Some troubles never seem to go away. No matter how long humanity continues, there never is an answer to what sort of lives women should lead. I’ve been interested over the last few weeks to observe the debate continue apace about what a woman should be allowed to read. I shouldn’t be, but I am a little bit surprised that this is a thing that people have time to talk about on Twitter I mean X—and that I have time to scroll and scroll trying to find all the tweets, sorry X’s or Whatevers.
But, just to backtrack and catch all of you up who have lots better things to do, once upon a Twitter Time, a person with a podcast explained to the wide world that if he were ever to discover his wife reading a book that wasn’t good for her, he would “snatch” the book out of her hand. This was his husbandly and patriarchal prerogative, and he suggested more people follow in his footsteps. In response, the interwebs, in its usual decadent fervor, bellied up to familiar, if weary, battle lines. The “debate” generally goes like this:
People on the Right (whatever that means): Of course. Good Job.
Or: I disagree with you and think you’re misapplying the Bible.

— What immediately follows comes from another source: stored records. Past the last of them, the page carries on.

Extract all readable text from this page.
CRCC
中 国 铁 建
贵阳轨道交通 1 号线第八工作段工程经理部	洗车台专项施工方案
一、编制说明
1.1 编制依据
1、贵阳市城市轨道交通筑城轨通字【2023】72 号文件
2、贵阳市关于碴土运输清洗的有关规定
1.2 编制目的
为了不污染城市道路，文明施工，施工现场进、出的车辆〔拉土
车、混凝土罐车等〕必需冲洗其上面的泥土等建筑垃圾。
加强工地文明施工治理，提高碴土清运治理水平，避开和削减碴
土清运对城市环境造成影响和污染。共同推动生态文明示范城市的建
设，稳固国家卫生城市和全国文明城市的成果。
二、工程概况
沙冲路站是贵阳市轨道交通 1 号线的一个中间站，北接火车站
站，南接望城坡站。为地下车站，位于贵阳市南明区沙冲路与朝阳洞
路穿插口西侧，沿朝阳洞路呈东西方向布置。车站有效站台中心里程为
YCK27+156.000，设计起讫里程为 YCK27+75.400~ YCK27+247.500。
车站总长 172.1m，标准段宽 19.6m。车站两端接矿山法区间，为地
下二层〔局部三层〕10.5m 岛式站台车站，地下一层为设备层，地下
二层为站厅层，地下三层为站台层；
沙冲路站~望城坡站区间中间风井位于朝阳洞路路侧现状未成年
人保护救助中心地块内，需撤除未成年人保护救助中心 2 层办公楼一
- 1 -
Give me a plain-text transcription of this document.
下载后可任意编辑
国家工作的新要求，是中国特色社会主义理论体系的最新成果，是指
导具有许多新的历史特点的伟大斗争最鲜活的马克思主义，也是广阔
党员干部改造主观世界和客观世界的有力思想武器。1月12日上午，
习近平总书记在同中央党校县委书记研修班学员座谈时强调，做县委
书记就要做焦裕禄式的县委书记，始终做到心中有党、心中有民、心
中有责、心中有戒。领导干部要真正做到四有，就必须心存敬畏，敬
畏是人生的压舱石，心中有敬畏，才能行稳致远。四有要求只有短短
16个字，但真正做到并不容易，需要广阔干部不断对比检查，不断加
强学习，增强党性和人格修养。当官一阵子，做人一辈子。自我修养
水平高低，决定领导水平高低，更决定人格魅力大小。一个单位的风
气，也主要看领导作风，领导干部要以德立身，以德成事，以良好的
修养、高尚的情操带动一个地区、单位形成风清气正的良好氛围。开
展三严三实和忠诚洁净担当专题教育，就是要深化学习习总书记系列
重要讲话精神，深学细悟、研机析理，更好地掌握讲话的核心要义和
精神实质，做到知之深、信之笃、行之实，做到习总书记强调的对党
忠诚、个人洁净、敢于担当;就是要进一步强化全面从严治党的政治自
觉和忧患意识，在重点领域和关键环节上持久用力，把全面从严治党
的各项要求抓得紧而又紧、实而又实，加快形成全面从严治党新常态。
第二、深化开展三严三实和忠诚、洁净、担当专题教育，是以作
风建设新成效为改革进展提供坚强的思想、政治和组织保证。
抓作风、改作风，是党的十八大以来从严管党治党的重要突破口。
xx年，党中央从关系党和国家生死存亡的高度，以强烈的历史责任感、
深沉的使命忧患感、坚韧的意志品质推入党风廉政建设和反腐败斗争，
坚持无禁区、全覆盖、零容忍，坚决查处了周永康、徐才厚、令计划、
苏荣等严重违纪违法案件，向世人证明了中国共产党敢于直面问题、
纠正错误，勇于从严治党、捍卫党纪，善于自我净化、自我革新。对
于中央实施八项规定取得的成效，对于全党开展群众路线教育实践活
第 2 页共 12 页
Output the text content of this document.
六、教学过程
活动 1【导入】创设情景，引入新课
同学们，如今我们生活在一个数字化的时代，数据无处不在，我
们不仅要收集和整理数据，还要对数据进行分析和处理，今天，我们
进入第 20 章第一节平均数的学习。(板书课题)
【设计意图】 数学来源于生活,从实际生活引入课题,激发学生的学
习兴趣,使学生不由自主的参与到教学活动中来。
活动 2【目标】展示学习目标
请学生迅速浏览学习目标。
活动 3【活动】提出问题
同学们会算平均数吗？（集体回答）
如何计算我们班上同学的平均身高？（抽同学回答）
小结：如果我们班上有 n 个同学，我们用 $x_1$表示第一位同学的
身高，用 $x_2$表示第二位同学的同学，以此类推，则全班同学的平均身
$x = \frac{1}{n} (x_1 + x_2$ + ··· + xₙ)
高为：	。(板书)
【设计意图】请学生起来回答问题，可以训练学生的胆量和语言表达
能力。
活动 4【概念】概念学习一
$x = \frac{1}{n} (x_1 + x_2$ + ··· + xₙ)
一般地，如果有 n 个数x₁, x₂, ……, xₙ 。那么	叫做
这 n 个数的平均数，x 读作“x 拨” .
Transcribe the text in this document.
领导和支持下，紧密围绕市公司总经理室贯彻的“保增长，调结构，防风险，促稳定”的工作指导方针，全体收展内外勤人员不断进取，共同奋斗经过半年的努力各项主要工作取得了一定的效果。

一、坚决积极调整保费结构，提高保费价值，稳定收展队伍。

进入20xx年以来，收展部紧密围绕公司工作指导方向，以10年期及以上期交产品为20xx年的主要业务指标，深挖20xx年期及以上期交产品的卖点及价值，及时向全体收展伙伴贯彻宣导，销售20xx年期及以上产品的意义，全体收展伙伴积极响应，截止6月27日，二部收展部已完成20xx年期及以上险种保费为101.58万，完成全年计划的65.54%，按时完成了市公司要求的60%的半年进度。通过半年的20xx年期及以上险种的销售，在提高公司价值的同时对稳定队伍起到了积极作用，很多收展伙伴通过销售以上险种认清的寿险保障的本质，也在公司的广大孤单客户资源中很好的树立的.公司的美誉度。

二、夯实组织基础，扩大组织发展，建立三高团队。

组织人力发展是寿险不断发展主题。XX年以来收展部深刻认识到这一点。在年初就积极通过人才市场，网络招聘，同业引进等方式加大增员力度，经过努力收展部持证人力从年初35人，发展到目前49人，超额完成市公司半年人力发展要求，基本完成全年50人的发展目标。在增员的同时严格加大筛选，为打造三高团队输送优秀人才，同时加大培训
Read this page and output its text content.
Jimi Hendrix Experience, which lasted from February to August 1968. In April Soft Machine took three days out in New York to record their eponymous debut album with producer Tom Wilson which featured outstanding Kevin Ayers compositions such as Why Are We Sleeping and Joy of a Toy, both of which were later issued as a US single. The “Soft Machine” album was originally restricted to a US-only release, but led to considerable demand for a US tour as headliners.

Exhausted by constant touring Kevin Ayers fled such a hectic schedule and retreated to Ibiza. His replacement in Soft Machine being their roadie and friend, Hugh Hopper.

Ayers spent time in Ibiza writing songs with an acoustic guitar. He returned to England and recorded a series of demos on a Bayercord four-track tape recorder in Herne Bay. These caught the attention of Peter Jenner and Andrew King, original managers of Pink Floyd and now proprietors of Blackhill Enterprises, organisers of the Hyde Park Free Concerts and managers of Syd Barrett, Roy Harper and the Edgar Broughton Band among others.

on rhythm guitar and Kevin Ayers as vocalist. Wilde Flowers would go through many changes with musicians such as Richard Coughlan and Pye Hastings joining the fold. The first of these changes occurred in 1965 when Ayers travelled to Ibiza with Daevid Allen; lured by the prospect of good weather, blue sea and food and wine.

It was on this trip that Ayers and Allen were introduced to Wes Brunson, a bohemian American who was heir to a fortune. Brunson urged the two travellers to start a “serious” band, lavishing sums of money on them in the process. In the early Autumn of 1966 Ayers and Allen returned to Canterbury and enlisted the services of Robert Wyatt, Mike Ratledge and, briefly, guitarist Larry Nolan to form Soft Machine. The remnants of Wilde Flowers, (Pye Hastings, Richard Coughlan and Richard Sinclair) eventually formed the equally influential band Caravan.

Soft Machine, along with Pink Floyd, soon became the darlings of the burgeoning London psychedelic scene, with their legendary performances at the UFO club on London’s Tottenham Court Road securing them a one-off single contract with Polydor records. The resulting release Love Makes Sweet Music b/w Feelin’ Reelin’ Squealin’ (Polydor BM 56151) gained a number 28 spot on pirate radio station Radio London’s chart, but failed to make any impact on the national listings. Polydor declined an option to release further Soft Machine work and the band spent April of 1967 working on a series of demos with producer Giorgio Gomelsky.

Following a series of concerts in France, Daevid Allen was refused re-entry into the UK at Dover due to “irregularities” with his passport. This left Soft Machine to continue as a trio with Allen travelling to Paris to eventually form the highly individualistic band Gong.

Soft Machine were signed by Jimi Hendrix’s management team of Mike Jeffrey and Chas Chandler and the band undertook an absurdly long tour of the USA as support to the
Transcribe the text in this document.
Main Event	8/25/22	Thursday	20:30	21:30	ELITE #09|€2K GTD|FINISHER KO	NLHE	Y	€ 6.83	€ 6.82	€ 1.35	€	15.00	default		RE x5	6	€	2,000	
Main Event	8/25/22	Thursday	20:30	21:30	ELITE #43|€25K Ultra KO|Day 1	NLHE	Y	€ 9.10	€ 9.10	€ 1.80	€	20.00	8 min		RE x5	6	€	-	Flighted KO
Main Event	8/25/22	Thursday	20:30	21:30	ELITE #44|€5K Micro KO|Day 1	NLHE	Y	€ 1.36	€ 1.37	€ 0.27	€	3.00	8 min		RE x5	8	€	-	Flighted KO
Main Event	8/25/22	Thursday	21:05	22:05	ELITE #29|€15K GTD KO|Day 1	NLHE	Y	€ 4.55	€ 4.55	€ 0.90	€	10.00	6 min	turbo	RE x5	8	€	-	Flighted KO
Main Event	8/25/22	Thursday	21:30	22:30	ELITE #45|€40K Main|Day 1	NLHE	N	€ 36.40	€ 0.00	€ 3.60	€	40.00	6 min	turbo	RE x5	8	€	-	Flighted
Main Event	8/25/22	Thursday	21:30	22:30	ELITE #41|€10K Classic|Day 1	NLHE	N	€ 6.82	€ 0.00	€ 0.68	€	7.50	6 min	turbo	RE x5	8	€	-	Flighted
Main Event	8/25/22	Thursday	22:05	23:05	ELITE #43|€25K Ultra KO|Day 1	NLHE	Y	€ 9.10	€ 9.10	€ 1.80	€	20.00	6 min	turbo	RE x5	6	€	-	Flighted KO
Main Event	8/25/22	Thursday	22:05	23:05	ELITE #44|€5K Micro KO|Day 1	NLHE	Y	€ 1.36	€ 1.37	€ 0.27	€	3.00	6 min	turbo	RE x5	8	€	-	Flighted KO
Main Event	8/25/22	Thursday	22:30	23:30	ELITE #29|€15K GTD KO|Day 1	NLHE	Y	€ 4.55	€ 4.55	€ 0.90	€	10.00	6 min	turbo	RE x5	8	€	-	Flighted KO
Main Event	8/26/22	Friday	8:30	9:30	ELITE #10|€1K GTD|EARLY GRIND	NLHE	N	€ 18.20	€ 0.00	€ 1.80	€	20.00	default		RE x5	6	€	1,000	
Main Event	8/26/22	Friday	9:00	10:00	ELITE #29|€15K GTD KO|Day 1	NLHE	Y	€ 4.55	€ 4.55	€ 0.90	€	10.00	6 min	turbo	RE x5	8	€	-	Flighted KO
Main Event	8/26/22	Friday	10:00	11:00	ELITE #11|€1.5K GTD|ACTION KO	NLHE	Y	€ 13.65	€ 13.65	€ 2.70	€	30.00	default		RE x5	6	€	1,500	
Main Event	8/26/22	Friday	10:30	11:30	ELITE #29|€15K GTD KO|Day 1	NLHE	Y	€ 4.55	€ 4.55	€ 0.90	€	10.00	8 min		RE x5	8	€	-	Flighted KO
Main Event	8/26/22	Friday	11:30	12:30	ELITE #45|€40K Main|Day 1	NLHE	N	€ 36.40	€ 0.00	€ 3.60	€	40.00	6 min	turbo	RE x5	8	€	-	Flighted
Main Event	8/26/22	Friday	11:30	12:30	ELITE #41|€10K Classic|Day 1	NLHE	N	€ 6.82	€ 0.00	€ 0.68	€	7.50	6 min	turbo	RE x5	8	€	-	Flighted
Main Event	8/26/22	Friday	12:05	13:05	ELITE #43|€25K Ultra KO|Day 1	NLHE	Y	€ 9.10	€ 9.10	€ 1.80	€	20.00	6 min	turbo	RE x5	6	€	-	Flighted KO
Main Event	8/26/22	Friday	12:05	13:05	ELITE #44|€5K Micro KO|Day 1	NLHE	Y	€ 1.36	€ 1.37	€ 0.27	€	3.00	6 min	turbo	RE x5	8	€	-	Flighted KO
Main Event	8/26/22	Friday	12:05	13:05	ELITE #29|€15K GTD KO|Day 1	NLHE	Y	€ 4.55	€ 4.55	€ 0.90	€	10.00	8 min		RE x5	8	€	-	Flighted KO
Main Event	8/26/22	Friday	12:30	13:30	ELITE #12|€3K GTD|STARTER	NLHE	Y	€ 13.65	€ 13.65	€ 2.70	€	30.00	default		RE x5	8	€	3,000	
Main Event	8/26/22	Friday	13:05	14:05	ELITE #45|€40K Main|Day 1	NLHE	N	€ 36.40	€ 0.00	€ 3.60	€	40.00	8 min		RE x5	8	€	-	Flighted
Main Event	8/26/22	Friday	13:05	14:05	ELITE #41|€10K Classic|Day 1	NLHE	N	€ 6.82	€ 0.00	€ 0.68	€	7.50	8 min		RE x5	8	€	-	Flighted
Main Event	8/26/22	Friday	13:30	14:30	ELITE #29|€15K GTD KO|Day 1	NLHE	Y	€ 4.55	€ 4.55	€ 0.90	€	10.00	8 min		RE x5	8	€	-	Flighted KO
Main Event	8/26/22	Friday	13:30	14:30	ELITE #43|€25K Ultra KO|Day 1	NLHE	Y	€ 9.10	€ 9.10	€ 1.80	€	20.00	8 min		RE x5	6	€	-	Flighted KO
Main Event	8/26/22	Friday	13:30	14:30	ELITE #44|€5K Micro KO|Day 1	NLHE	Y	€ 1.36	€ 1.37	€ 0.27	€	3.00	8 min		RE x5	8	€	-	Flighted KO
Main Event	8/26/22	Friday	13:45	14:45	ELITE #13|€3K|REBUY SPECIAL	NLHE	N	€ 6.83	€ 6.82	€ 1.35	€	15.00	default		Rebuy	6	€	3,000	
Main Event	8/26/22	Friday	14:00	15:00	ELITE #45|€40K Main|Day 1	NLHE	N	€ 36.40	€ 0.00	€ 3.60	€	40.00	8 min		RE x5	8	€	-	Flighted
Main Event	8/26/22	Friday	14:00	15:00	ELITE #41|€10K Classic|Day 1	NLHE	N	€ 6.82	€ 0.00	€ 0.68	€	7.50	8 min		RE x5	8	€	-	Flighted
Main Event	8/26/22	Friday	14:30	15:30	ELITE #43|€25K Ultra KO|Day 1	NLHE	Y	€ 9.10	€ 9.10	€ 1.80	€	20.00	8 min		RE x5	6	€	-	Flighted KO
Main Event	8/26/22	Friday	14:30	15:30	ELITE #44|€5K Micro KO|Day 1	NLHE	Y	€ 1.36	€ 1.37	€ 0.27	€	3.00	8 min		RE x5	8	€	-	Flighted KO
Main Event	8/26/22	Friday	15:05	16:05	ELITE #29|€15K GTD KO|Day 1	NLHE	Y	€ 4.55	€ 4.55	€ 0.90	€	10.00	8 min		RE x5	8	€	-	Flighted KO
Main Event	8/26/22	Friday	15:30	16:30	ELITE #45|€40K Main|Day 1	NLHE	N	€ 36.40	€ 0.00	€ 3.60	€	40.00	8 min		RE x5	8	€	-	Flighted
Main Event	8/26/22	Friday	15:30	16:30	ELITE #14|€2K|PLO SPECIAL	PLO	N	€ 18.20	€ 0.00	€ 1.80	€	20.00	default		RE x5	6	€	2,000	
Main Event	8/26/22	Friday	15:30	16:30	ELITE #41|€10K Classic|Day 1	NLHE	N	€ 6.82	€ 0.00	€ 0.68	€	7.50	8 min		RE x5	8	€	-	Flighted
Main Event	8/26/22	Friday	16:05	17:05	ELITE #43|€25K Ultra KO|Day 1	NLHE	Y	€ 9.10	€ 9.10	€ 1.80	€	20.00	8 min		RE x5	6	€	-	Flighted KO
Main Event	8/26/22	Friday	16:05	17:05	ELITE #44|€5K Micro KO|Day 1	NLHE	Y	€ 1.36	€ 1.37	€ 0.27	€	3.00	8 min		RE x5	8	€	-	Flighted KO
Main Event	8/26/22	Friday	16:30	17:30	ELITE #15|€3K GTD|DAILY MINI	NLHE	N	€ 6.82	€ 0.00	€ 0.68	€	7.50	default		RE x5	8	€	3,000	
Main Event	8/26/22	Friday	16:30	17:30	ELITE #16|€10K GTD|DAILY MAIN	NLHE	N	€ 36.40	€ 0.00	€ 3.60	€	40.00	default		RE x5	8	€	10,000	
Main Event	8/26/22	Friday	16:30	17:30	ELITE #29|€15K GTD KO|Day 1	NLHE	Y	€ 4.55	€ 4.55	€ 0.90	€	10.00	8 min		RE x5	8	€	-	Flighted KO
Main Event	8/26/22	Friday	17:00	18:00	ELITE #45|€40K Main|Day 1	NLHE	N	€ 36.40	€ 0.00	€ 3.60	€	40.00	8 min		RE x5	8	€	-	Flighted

People on the Left: How Dare You.
Obviously, there are a lot of other things to think about the perennial question of What A Woman Is Allowed To Do Or Be. First of all, it shouldn’t be controversial, although it is, to say that a lot of heresy has come into the church as a result of women reading dumb books. It just has. It’s a crying shame, of course, but I wish I had a bitcoin for every woman who read Rachel Held Evan’s awful Year of Biblical Womanhood and discovered that the Bible was literally oppressive for women, or Glennon Doyle’s Untamed and decided she was a cheetah, or Jen Hatmaker’s Of Mess and Moxie and became affirming, or—and this is the most irritating one right now— Jesus and John Wayne and rushed straight out of the church and onto TikTok.